King Herod's sons: King Herod had at least nine sons, and five daughters, by eight different wives. His family, though large, was not a happy one: he executed his own wife Mariamne I in 29 BC, as well as her two sons in 7 BC and his first-born son Antipater in 4 BC (shortly before his death) on charges of attempting to murder him. By his death, the royal succession was in such a mess and Herod had changed his will so many times, that Caesar Augustus point-blank refused to confirm it, instead splitting up Herod's kingdom between three of his remaining sons.
King Herod's disease: Nobody is quite sure what King Herod died of, but the symptoms sound atrocious: worms, incontinence, gangrene, fever, itching and bad breath to boot. Some experts suspect kidney disease complicated by Fournier's gangrene.

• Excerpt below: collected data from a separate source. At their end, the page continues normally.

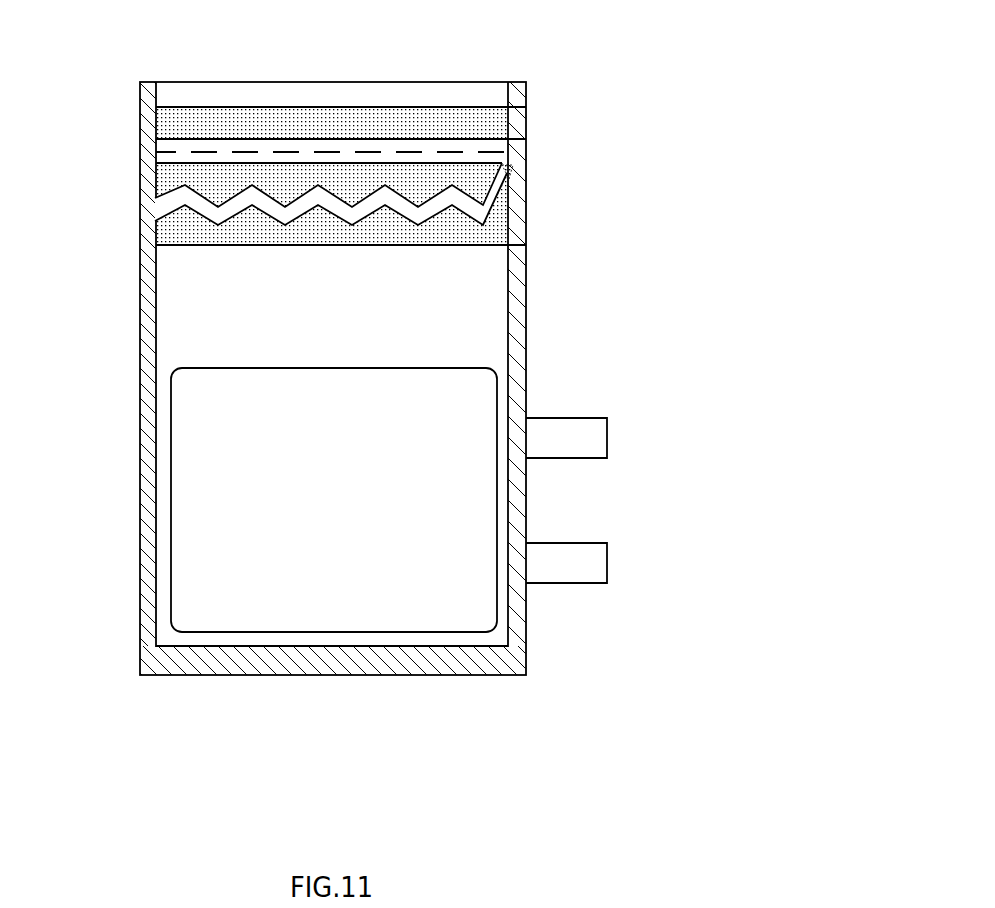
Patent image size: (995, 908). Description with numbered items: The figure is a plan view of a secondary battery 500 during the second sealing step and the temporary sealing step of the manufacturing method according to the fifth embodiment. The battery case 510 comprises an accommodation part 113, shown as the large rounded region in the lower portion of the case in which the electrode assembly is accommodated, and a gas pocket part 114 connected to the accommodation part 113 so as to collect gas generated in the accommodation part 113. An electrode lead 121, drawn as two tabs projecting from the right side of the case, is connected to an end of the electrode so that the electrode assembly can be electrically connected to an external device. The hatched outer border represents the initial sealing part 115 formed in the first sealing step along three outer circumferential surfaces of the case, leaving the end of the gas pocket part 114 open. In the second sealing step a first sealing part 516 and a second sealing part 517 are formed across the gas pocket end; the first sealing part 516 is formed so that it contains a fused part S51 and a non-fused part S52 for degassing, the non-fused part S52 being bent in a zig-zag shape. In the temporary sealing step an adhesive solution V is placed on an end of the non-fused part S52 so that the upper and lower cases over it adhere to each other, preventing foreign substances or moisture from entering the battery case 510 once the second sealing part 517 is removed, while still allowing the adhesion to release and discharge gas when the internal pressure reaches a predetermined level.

The secondary battery 500 is at (673, 34).
The battery case 510 is at (130, 83).
The second sealing part 517 is at (490, 120).
The first sealing part 516 is at (490, 237).
The adhesive solution V is at (512, 173).
The fused part S51 is at (155, 180).
The non-fused part for degassing S52 is at (155, 207).
The gas pocket part 114 is at (188, 304).
The initial sealing part 115 is at (167, 667).
The accommodation part 113 is at (333, 610).
The electrode lead 121 is at (570, 578).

The Pharisees and the Roman Eagle: In the last months of Herod's life, a group led by two prominent Pharisees -- named Judas and Mattbias -- took advantage of Herod's illness to pull down a Roman Eagle he had set up over the front door of the Temple in Jerusalem (contrary to Jewish religious law). They were caught, sentenced to death and burned alive.
King Herod's last wish: King Herod did indeed command, in his last days, that "all the most illustrious men of the whole Jewish nation" be brought to Jericho and imprisoned there, to be slain after his death so that there would be loud displays of weeping. Fortunately, the final part of this wish was not carried out and the men were instead freed.